Note that the above is modifying the underlying OS on the UDM-Pro. After exiting you’ll be back in the restricted shell. Proceed with running these commands:

# cd /mnt/data/on_boot.d
# wget https://github.com/boostchicken/udm-utilities/blob/master/dns-common/on_boot.d/10-dns.sh -O 10-qnetd.sh
(edit this file to match your vlan, change "dns" to "qnetd" everywhere)
# /mnt/data/on_boot.d/10-qnetd.sh
# cd /mnt/data/podman/cni
# wget https://github.com/boostchicken/udm-utilities/blob/master/cni-plugins/20-dns.conflist -O 20-qnetd.conflist
(edit this file to match your network, change "dns" to "qnetd")
# docker network ls
(you should see qnetd)
# mkdir -p /mnt/data_ext/corosync && chmod 777 /mnt/data_ext/corosync
# docker run -d --network=qnetd --name=qnetd --cap-drop=ALL -p5403:5403 -v "/mnt/data_ext/corosync:/etc/corosync" --restart=always modelrockettier/corosync-qnetd:v3-arm64v8

The chmod 777 here poses a security risk, but I was too impatient to look for a more suitable workaround.
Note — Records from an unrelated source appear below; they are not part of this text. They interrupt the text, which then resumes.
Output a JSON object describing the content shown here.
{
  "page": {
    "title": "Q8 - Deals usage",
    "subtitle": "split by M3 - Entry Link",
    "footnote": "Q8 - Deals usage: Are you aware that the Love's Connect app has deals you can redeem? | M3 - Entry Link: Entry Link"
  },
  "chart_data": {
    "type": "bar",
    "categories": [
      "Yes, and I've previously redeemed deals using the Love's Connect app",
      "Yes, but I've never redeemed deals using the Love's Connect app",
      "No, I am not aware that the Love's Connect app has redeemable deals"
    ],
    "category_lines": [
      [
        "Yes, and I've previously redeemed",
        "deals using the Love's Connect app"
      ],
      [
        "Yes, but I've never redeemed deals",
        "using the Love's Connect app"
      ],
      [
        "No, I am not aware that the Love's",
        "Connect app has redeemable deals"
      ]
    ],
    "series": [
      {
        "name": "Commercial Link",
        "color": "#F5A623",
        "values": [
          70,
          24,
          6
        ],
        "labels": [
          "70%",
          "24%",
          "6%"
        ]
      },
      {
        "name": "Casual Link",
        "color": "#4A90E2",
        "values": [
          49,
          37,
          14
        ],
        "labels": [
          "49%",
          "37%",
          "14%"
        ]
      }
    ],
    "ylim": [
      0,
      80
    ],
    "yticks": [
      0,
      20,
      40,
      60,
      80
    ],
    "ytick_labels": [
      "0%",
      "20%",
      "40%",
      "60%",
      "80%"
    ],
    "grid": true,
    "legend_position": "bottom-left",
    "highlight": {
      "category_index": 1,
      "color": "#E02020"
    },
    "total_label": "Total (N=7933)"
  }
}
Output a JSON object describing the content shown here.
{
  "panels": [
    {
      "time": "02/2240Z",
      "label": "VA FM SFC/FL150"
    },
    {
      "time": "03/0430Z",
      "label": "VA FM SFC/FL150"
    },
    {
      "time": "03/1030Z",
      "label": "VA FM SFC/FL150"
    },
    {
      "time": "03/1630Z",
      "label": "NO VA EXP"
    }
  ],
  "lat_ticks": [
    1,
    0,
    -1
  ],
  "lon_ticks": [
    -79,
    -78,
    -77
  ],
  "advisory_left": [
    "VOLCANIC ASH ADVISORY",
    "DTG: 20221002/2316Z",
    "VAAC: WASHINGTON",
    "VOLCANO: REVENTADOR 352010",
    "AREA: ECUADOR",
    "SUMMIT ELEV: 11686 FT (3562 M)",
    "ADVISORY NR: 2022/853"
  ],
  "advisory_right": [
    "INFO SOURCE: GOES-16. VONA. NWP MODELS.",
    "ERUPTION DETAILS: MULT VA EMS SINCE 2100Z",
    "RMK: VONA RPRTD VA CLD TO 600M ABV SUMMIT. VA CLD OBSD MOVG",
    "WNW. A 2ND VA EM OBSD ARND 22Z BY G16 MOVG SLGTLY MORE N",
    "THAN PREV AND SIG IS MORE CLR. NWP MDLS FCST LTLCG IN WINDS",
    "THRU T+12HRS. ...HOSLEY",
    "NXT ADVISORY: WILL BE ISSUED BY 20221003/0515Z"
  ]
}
Note that you can ignore errors about healthchecks after running the docker run line. From this point, you should proceed with the prerequisites and instruction sections of Dockerized Corosync QNet Daemon starting at step #3. Assuming everything has gone well, you should be able to login to your qnetd container on the UDM-Pro and see your Proxmox cluster nodes connected:

# docker exec -it qnetd /bin/bash
coroqnetd@6587531c9d73:/$ corosync-qnetd-tool -s
QNetd address:			*:5403
TLS:				Supported (client certificate required)
Connected clients:		2
Connected clusters:		1

You can also verify from one of your Proxmox cluster nodes:

root@node1:~# pvecm status
Cluster information
Name:             mycluster
Config Version:   2
Transport:        knet
Secure auth:      on

Quorum information
Date:             Tue Jul 14 21:17:12 2020
Quorum provider:  corosync_votequorum
Nodes:            2
Node ID:          0x00000001
Ring ID:          1.17
Quorate:          Yes

Votequorum information
Expected votes:   3
Highest expected: 3
Total votes:      3
Quorum:           2
Flags:            Quorate Qdevice

Membership information
    Nodeid      Votes    Qdevice Name
0x00000001          1    A,V,NMW (local)
0x00000002          1    A,V,NMW
0x00000000          1            Qdevice

If you’ve made it this far, congratulations on your new two node HA cluster! Feedback and improvements to this process are welcome. I’ll followup in a few months with a status update on how it’s working.